CBC, complete blood count; HBV, hepatitis B virus; IgG, immunoglobulin G; IL, interleukin; LFT, liver function test; SSC, squamous cell carcinoma; TB, tuberculosis; TNF, tumor necrosis factor.

No malignancies have been reported in pediatric patients with psoriasis treated with anti-TNF alpha agents.

Conclusion

Psoriasis is a chronic inflammatory disease that can be extremely debilitating and can significantly affect the quality of life of patients. The impact on mental and physical health is probably more prominent in the pediatric population because of the chronology of onset. Patients with psoriasis should be approached from a global perspective, taking into consideration the disease’s potential to affect the cardiovascular system and metabolic pathways, as well as the potential for joint disease with sequelae. Recently published guidelines by the American Academy of Dermatology and the National Psoriasis Foundation (Menter et al., 2019), as well as guidelines published by the German Society of Dermatology (Eisert et al., 2019), provide considerable insight for the management of patients with psoriasis. Many clinicians believe they are facing multiple challenges when encountering pediatric patients with psoriasis. This summation will help provide an overview of current on- and off-label medications for pediatric psoriasis.

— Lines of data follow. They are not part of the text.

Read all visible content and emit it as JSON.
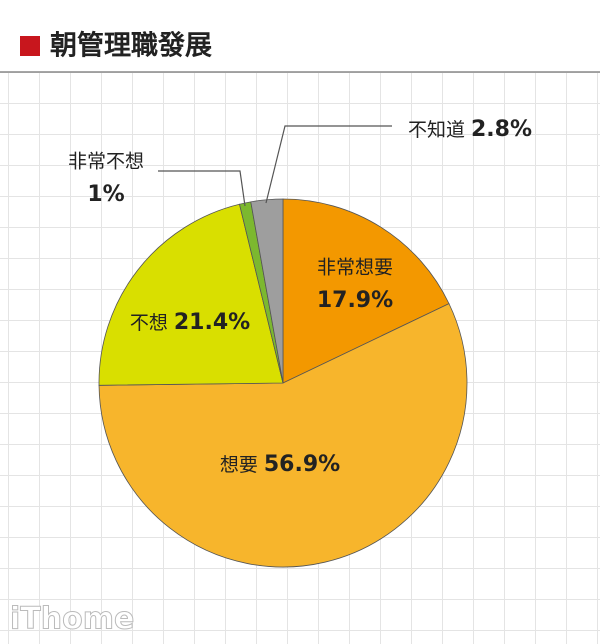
{
  "chart_data": {
    "type": "pie",
    "title": "朝管理職發展",
    "categories": [
      "非常想要",
      "想要",
      "不想",
      "非常不想",
      "不知道"
    ],
    "values": [
      17.9,
      56.9,
      21.4,
      1,
      2.8
    ],
    "value_labels": [
      "17.9%",
      "56.9%",
      "21.4%",
      "1%",
      "2.8%"
    ],
    "colors": [
      "#f39800",
      "#f7b52c",
      "#d9df00",
      "#7cb82f",
      "#9e9e9e"
    ]
  },
  "watermark": "iThome"
}
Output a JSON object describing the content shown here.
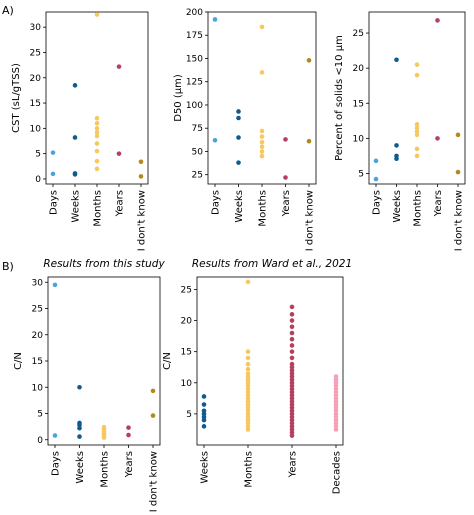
{
  "panel_labels": {
    "a": "A)",
    "b": "B)"
  },
  "colors": {
    "Days": "#4ba3d9",
    "Weeks": "#0f5a8f",
    "Months": "#f6c85f",
    "Years": "#b5405e",
    "I don't know": "#b08a1a",
    "Decades": "#f4a0b5"
  },
  "chart_data": [
    {
      "type": "scatter",
      "title": "",
      "xlabel": "",
      "ylabel": "CST (sL/gTSS)",
      "categories": [
        "Days",
        "Weeks",
        "Months",
        "Years",
        "I don't know"
      ],
      "ylim": [
        -1,
        33
      ],
      "yticks": [
        0,
        5,
        10,
        15,
        20,
        25,
        30
      ],
      "grid": false,
      "series": [
        {
          "values": [
            [
              0,
              5.2
            ],
            [
              0,
              1.0
            ],
            [
              1,
              18.5
            ],
            [
              1,
              8.2
            ],
            [
              1,
              1.1
            ],
            [
              1,
              0.9
            ],
            [
              2,
              32.5
            ],
            [
              2,
              12.0
            ],
            [
              2,
              11.0
            ],
            [
              2,
              10.0
            ],
            [
              2,
              9.2
            ],
            [
              2,
              8.5
            ],
            [
              2,
              7.0
            ],
            [
              2,
              5.5
            ],
            [
              2,
              3.5
            ],
            [
              2,
              2.0
            ],
            [
              3,
              22.2
            ],
            [
              3,
              5.0
            ],
            [
              4,
              3.4
            ],
            [
              4,
              0.5
            ]
          ]
        }
      ]
    },
    {
      "type": "scatter",
      "title": "",
      "xlabel": "",
      "ylabel": "D50 (μm)",
      "categories": [
        "Days",
        "Weeks",
        "Months",
        "Years",
        "I don't know"
      ],
      "ylim": [
        15,
        200
      ],
      "yticks": [
        25,
        50,
        75,
        100,
        125,
        150,
        175,
        200
      ],
      "grid": false,
      "series": [
        {
          "values": [
            [
              0,
              192
            ],
            [
              0,
              62
            ],
            [
              1,
              93
            ],
            [
              1,
              86
            ],
            [
              1,
              65
            ],
            [
              1,
              38
            ],
            [
              2,
              184
            ],
            [
              2,
              135
            ],
            [
              2,
              72
            ],
            [
              2,
              66
            ],
            [
              2,
              60
            ],
            [
              2,
              55
            ],
            [
              2,
              50
            ],
            [
              2,
              45
            ],
            [
              3,
              63
            ],
            [
              3,
              22
            ],
            [
              4,
              148
            ],
            [
              4,
              61
            ]
          ]
        }
      ]
    },
    {
      "type": "scatter",
      "title": "",
      "xlabel": "",
      "ylabel": "Percent of solids <10 μm",
      "categories": [
        "Days",
        "Weeks",
        "Months",
        "Years",
        "I don't know"
      ],
      "ylim": [
        3.5,
        28
      ],
      "yticks": [
        5,
        10,
        15,
        20,
        25
      ],
      "grid": false,
      "series": [
        {
          "values": [
            [
              0,
              6.8
            ],
            [
              0,
              4.2
            ],
            [
              1,
              21.2
            ],
            [
              1,
              9.0
            ],
            [
              1,
              7.5
            ],
            [
              1,
              7.1
            ],
            [
              2,
              20.5
            ],
            [
              2,
              19.0
            ],
            [
              2,
              12.0
            ],
            [
              2,
              11.5
            ],
            [
              2,
              11.0
            ],
            [
              2,
              10.5
            ],
            [
              2,
              8.5
            ],
            [
              2,
              7.5
            ],
            [
              3,
              26.8
            ],
            [
              3,
              10.0
            ],
            [
              4,
              10.5
            ],
            [
              4,
              5.2
            ]
          ]
        }
      ]
    },
    {
      "type": "scatter",
      "title": "Results from this study",
      "xlabel": "",
      "ylabel": "C/N",
      "categories": [
        "Days",
        "Weeks",
        "Months",
        "Years",
        "I don't know"
      ],
      "ylim": [
        -1,
        31
      ],
      "yticks": [
        0,
        5,
        10,
        15,
        20,
        25,
        30
      ],
      "grid": false,
      "series": [
        {
          "values": [
            [
              0,
              29.5
            ],
            [
              0,
              0.8
            ],
            [
              1,
              10.0
            ],
            [
              1,
              3.2
            ],
            [
              1,
              2.8
            ],
            [
              1,
              2.2
            ],
            [
              1,
              0.6
            ],
            [
              2,
              2.4
            ],
            [
              2,
              2.0
            ],
            [
              2,
              1.5
            ],
            [
              2,
              1.1
            ],
            [
              2,
              0.7
            ],
            [
              2,
              0.4
            ],
            [
              3,
              2.3
            ],
            [
              3,
              0.9
            ],
            [
              4,
              9.3
            ],
            [
              4,
              4.6
            ]
          ]
        }
      ]
    },
    {
      "type": "scatter",
      "title": "Results from Ward et al., 2021",
      "xlabel": "",
      "ylabel": "C/N",
      "categories": [
        "Weeks",
        "Months",
        "Years",
        "Decades"
      ],
      "ylim": [
        0,
        27
      ],
      "yticks": [
        5,
        10,
        15,
        20,
        25
      ],
      "grid": false,
      "series": [
        {
          "values": [
            [
              0,
              7.8
            ],
            [
              0,
              6.5
            ],
            [
              0,
              5.5
            ],
            [
              0,
              5.0
            ],
            [
              0,
              4.5
            ],
            [
              0,
              4.0
            ],
            [
              0,
              3.0
            ],
            [
              1,
              26.2
            ],
            [
              1,
              15.0
            ],
            [
              1,
              14.0
            ],
            [
              1,
              13.0
            ],
            [
              1,
              12.2
            ],
            [
              1,
              11.5
            ],
            [
              1,
              11.0
            ],
            [
              1,
              10.5
            ],
            [
              1,
              10.0
            ],
            [
              1,
              9.5
            ],
            [
              1,
              9.0
            ],
            [
              1,
              8.5
            ],
            [
              1,
              8.0
            ],
            [
              1,
              7.5
            ],
            [
              1,
              7.0
            ],
            [
              1,
              6.5
            ],
            [
              1,
              6.0
            ],
            [
              1,
              5.5
            ],
            [
              1,
              5.0
            ],
            [
              1,
              4.5
            ],
            [
              1,
              4.0
            ],
            [
              1,
              3.5
            ],
            [
              1,
              3.0
            ],
            [
              1,
              2.5
            ],
            [
              2,
              22.2
            ],
            [
              2,
              21.0
            ],
            [
              2,
              20.0
            ],
            [
              2,
              19.0
            ],
            [
              2,
              18.0
            ],
            [
              2,
              17.0
            ],
            [
              2,
              16.0
            ],
            [
              2,
              15.0
            ],
            [
              2,
              14.0
            ],
            [
              2,
              13.0
            ],
            [
              2,
              12.5
            ],
            [
              2,
              12.0
            ],
            [
              2,
              11.5
            ],
            [
              2,
              11.0
            ],
            [
              2,
              10.5
            ],
            [
              2,
              10.0
            ],
            [
              2,
              9.5
            ],
            [
              2,
              9.0
            ],
            [
              2,
              8.5
            ],
            [
              2,
              8.0
            ],
            [
              2,
              7.5
            ],
            [
              2,
              7.0
            ],
            [
              2,
              6.5
            ],
            [
              2,
              6.0
            ],
            [
              2,
              5.5
            ],
            [
              2,
              5.0
            ],
            [
              2,
              4.5
            ],
            [
              2,
              4.0
            ],
            [
              2,
              3.5
            ],
            [
              2,
              3.0
            ],
            [
              2,
              2.5
            ],
            [
              2,
              2.0
            ],
            [
              2,
              1.5
            ],
            [
              3,
              11.0
            ],
            [
              3,
              10.5
            ],
            [
              3,
              10.0
            ],
            [
              3,
              9.5
            ],
            [
              3,
              9.0
            ],
            [
              3,
              8.5
            ],
            [
              3,
              8.0
            ],
            [
              3,
              7.5
            ],
            [
              3,
              7.0
            ],
            [
              3,
              6.5
            ],
            [
              3,
              6.0
            ],
            [
              3,
              5.5
            ],
            [
              3,
              5.0
            ],
            [
              3,
              4.5
            ],
            [
              3,
              4.0
            ],
            [
              3,
              3.5
            ],
            [
              3,
              3.0
            ],
            [
              3,
              2.5
            ]
          ]
        }
      ]
    }
  ]
}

In the future, pediatric clinical trials should be undertaken to expand the therapeutic spectrum for this population, parallel to the adult armamentarium. Approved systemic therapeutic options are particularly limited, and the ideal dosages and adverse effect profiles for many agents still need to be determined for the pediatric population. Considering the chronicity of psoriasis, studies on the long-term safety of potential therapeutic alternatives are needed. Clinicians should educate patients on effective strategies to help them manage their condition in a confident manner while maximizing adherence to available treatments. Such measures can potentially have a profound impact on the long-term morbidity and mortality of pediatric patients with psoriasis.

Conflicts of Interest

Dr. Hebert reports research funds paid to UTHealth McGovern Medical School: Amgen, Ortho Dermatologics, Leo, GSK, Arcutis, Sienna, Promius, Mayne, Pfizer, and Galderma, as well as honoraria from Ortho Dermatologics, Amgen, Galderma, Mayne, Promius, and Leo.

Funding

None.

Study Approval

The author(s) confirm that any aspect of the work covered in this manuscript that has involved human patients has been conducted with the ethical approval of all relevant bodies.